Merci de prendre notre défense, mais pas de cette façon !

Par un manifeste, paru dans Le Parisien Libéré, 300 personnalités prétendent lutter contre l’antisémitisme.
En contradiction flagrante avec les conclusions des travaux commandés par la Commission nationale consultative des droits de l’homme, les signataires utilisent les mots manifestement outranciers de « terreur » et d’« épuration ethnique ». Ils tendent à faire de l’islam radical la cause principale de l’antisémitisme, ce qui est ignorer non seulement l’antisémitisme traditionnel, mais, au-delà de causes religieuses ou idéologiques, la désespérance provoquée par les discriminations de toute nature qui frappent les jeunes de banlieue comme l’attestent les travaux du Défenseur des droits.
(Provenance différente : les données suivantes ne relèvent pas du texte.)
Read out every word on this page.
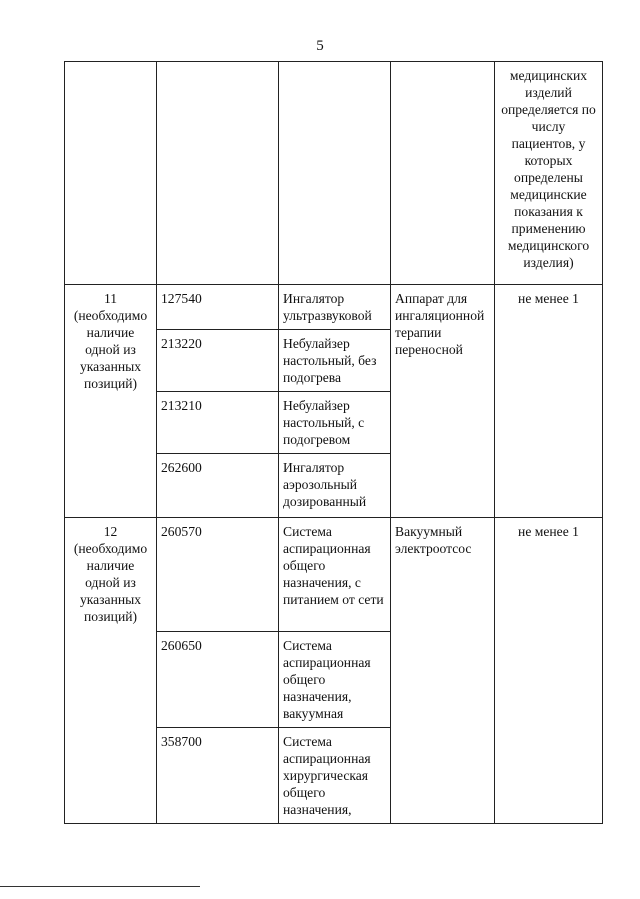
5
				медицинских изделий определяется по числу пациентов, у которых определены медицинские показания к применению медицинского изделия)
11 (необходимо наличие одной из указанных позиций)	127540	Ингалятор ультразвуковой	Аппарат для ингаляционной терапии переносной	не менее 1
	213220	Небулайзер настольный, без подогрева		
	213210	Небулайзер настольный, с подогревом		
	262600	Ингалятор аэрозольный дозированный		
12 (необходимо наличие одной из указанных позиций)	260570	Система аспирационная общего назначения, с питанием от сети	Вакуумный электроотсос	не менее 1
	260650	Система аспирационная общего назначения, вакуумная		
	358700	Система аспирационная хирургическая общего назначения,		
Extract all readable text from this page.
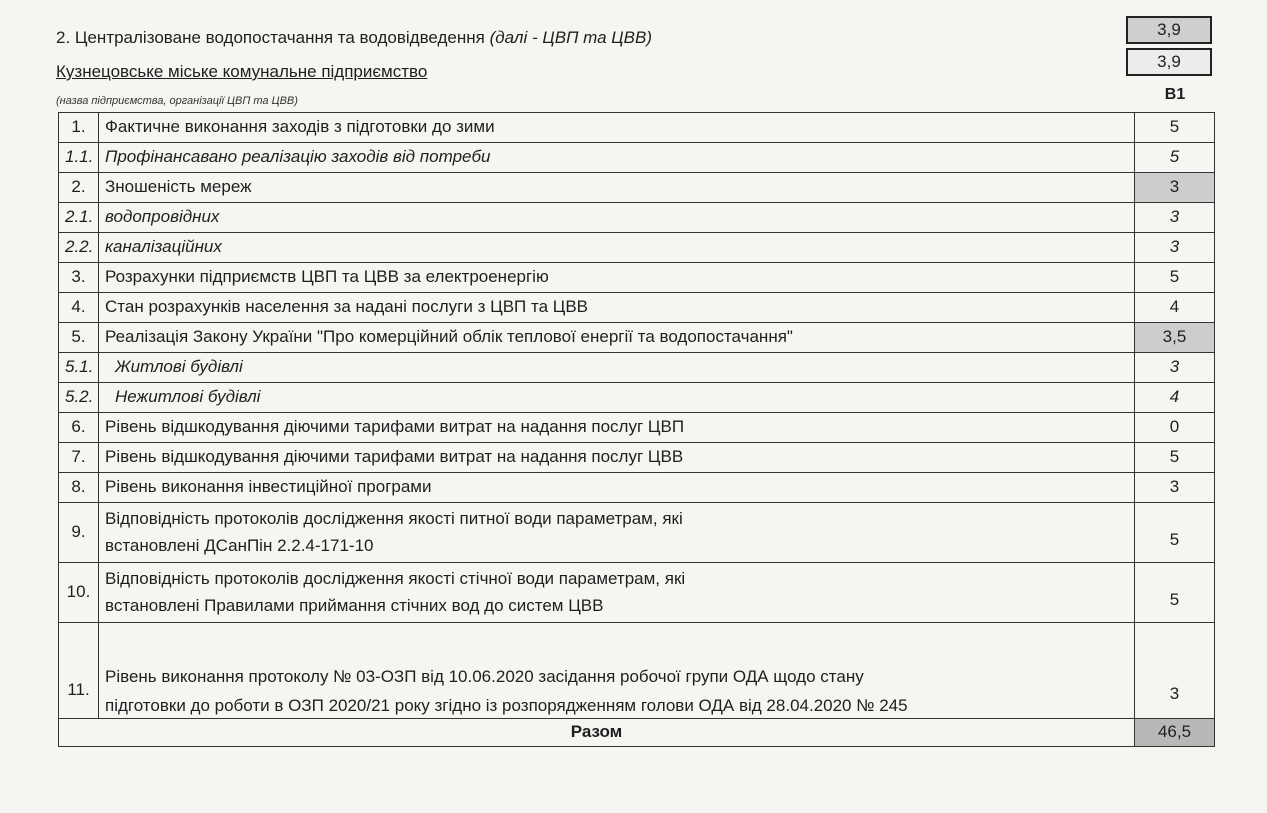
2. Централізоване водопостачання та водовідведення (далі - ЦВП та ЦВВ)
Кузнецовське міське комунальне підприємство
(назва підприємства, організації ЦВП та ЦВВ)
3,9
3,9
B1
1.	Фактичне виконання заходів з підготовки до зими	5
1.1.	Профінансавано реалізацію заходів від потреби	5
2.	Зношеність мереж	3
2.1.	водопровідних	3
2.2.	каналізаційних	3
3.	Розрахунки підприємств ЦВП та ЦВВ за електроенергію	5
4.	Стан розрахунків населення за надані послуги з ЦВП та ЦВВ	4
5.	Реалізація Закону України "Про комерційний облік теплової енергії та водопостачання"	3,5
5.1.	Житлові будівлі	3
5.2.	Нежитлові будівлі	4
6.	Рівень відшкодування діючими тарифами витрат на надання послуг ЦВП	0
7.	Рівень відшкодування діючими тарифами витрат на надання послуг ЦВВ	5
8.	Рівень виконання інвестиційної програми	3
9.	Відповідність протоколів дослідження якості питної води параметрам, які
встановлені ДСанПін 2.2.4-171-10	5
10.	Відповідність протоколів дослідження якості стічної води параметрам, які
встановлені Правилами приймання стічних вод до систем ЦВВ	5
11.	Рівень виконання протоколу № 03-ОЗП від 10.06.2020 засідання робочої групи ОДА щодо стану
підготовки до роботи в ОЗП 2020/21 року згідно із розпорядженням голови ОДА від 28.04.2020 № 245	3
Разом		46,5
Quant à la dénonciation d’un supposé antisémitisme de la gauche radicale, on cherche en vain dans ses principales composantes, qu’elles soient communiste, insoumise ou écologiste, le moindre fait concret permettant d’étayer une pareille accusation infâme.
L’assimilation entre antisionisme et antisémitisme, ne distinguant même pas la légitime critique de la politique du gouvernement israélien, relève de la même infamie outrancièrement simplificatrice. Opérant un parallèle fallacieux avec la modification d’une prière catholique abrogeant la mention du « juif perfide », ces signataires n’hésitent pas à demander, de façon totalement absurde, non pas la modification d’une prière, mais la suppression de textes du Coran, alors même qu’en l’absence d’autorité hiérarchique propre à l’islam, une pareille demande est dénuée de sens.
Le conflit israélo-palestinien est le grand absent de ce texte alors que l’instauration d’une paix juste au Proche-Orient contribuerait grandement à éradiquer l’antisémitisme.
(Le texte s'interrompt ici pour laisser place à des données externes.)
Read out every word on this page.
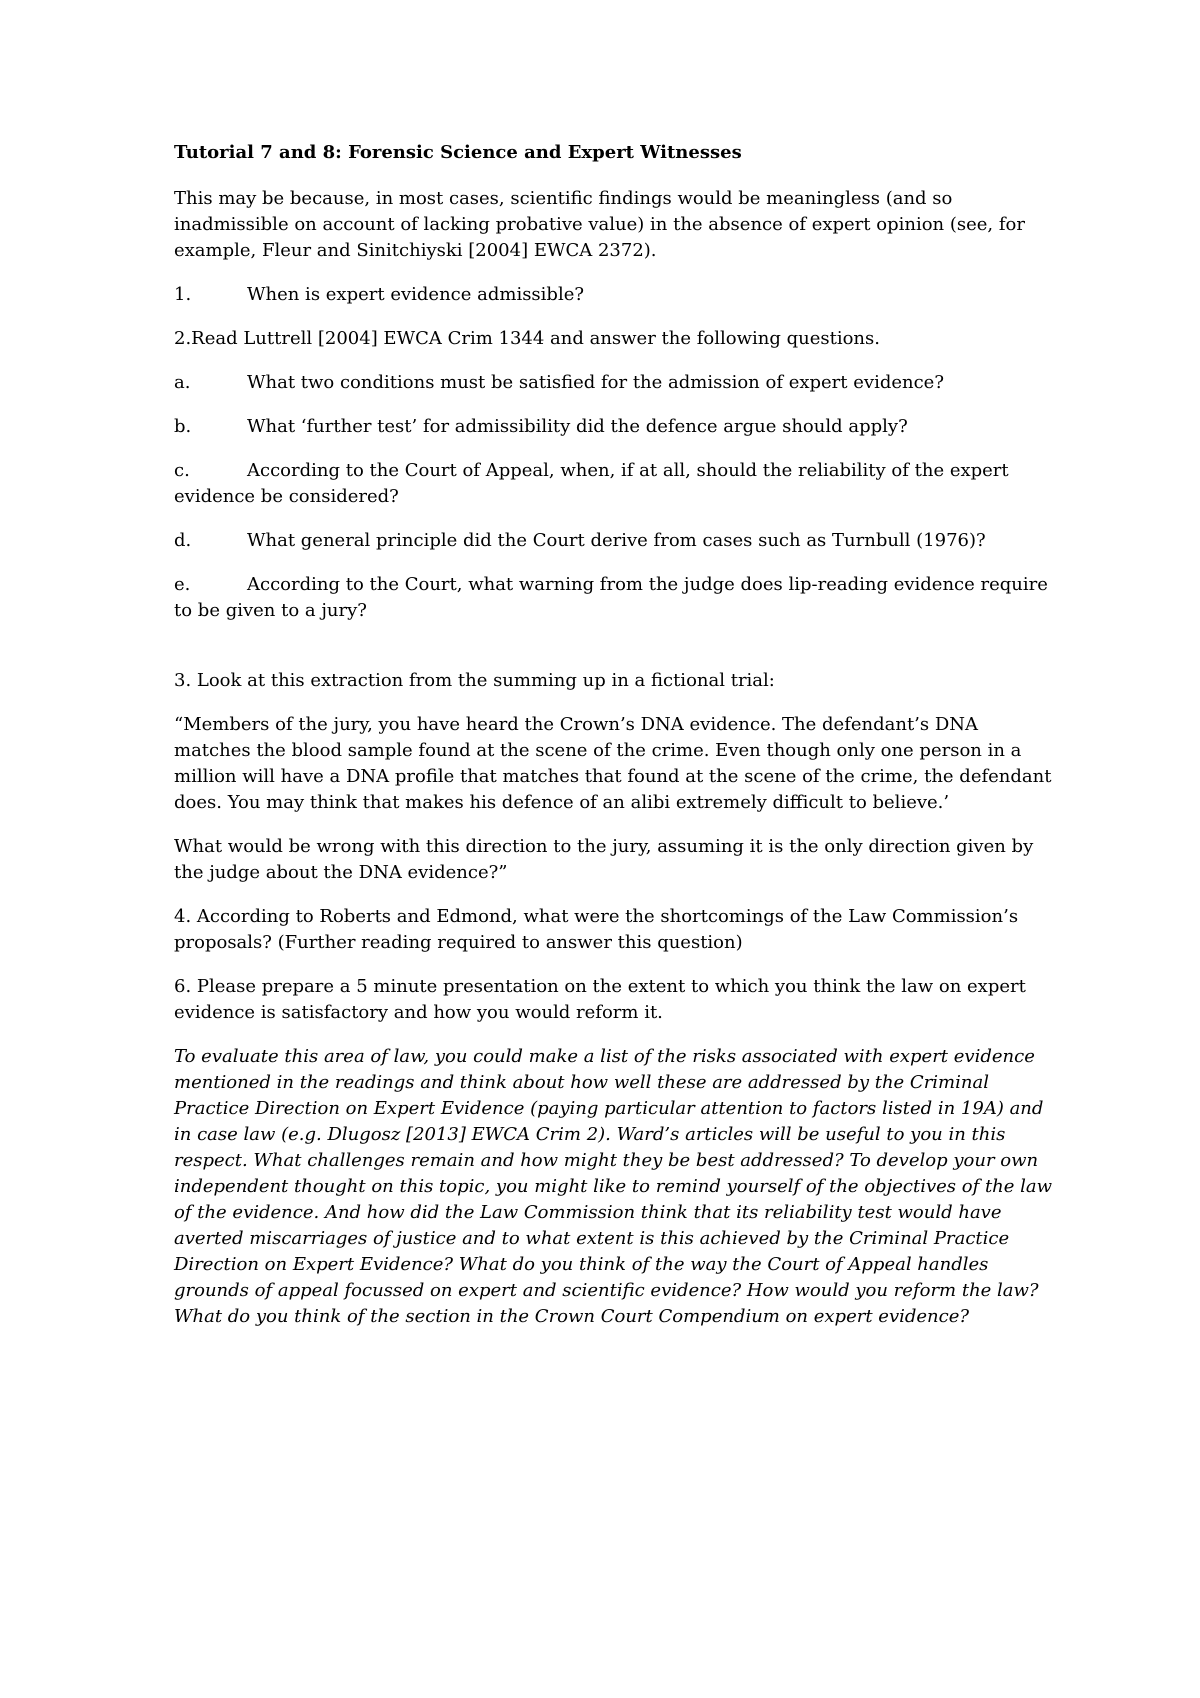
Tutorial 7 and 8: Forensic Science and Expert Witnesses

This may be because, in most cases, scientific findings would be meaningless (and so inadmissible on account of lacking probative value) in the absence of expert opinion (see, for example, Fleur and Sinitchiyski [2004] EWCA 2372).

1.	When is expert evidence admissible?

2.Read Luttrell [2004] EWCA Crim 1344 and answer the following questions.

a.	What two conditions must be satisfied for the admission of expert evidence?
b.	What ‘further test’ for admissibility did the defence argue should apply?
c.	According to the Court of Appeal, when, if at all, should the reliability of the expert evidence be considered?
d.	What general principle did the Court derive from cases such as Turnbull (1976)?
e.	According to the Court, what warning from the judge does lip-reading evidence require to be given to a jury?

3. Look at this extraction from the summing up in a fictional trial:

“Members of the jury, you have heard the Crown’s DNA evidence. The defendant’s DNA matches the blood sample found at the scene of the crime. Even though only one person in a million will have a DNA profile that matches that found at the scene of the crime, the defendant does. You may think that makes his defence of an alibi extremely difficult to believe.’

What would be wrong with this direction to the jury, assuming it is the only direction given by the judge about the DNA evidence?”

4. According to Roberts and Edmond, what were the shortcomings of the Law Commission’s proposals? (Further reading required to answer this question)

6. Please prepare a 5 minute presentation on the extent to which you think the law on expert evidence is satisfactory and how you would reform it.

To evaluate this area of law, you could make a list of the risks associated with expert evidence mentioned in the readings and think about how well these are addressed by the Criminal Practice Direction on Expert Evidence (paying particular attention to factors listed in 19A) and in case law (e.g. Dlugosz [2013] EWCA Crim 2). Ward’s articles will be useful to you in this respect. What challenges remain and how might they be best addressed? To develop your own independent thought on this topic, you might like to remind yourself of the objectives of the law of the evidence. And how did the Law Commission think that its reliability test would have averted miscarriages of justice and to what extent is this achieved by the Criminal Practice Direction on Expert Evidence? What do you think of the way the Court of Appeal handles grounds of appeal focussed on expert and scientific evidence? How would you reform the law? What do you think of the section in the Crown Court Compendium on expert evidence?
L’Union des Juifs pour la Résistance et l’Entraide (UJRE) remercie les signataires du Manifeste de vouloir lutter contre l’antisémitisme. Elle reste convaincue que la méthode adoptée est la pire de celles à disposition. Car la lutte contre l’antisémitisme, par des méthodes éducatives autant que répressives, est vouée à l’échec si elle est dissociée de la lutte contre tous les racismes.

Jacques Lewkowicz
Président de l’UJRE

* L’UJRE est une association créée en 1943 dans la clandestinité.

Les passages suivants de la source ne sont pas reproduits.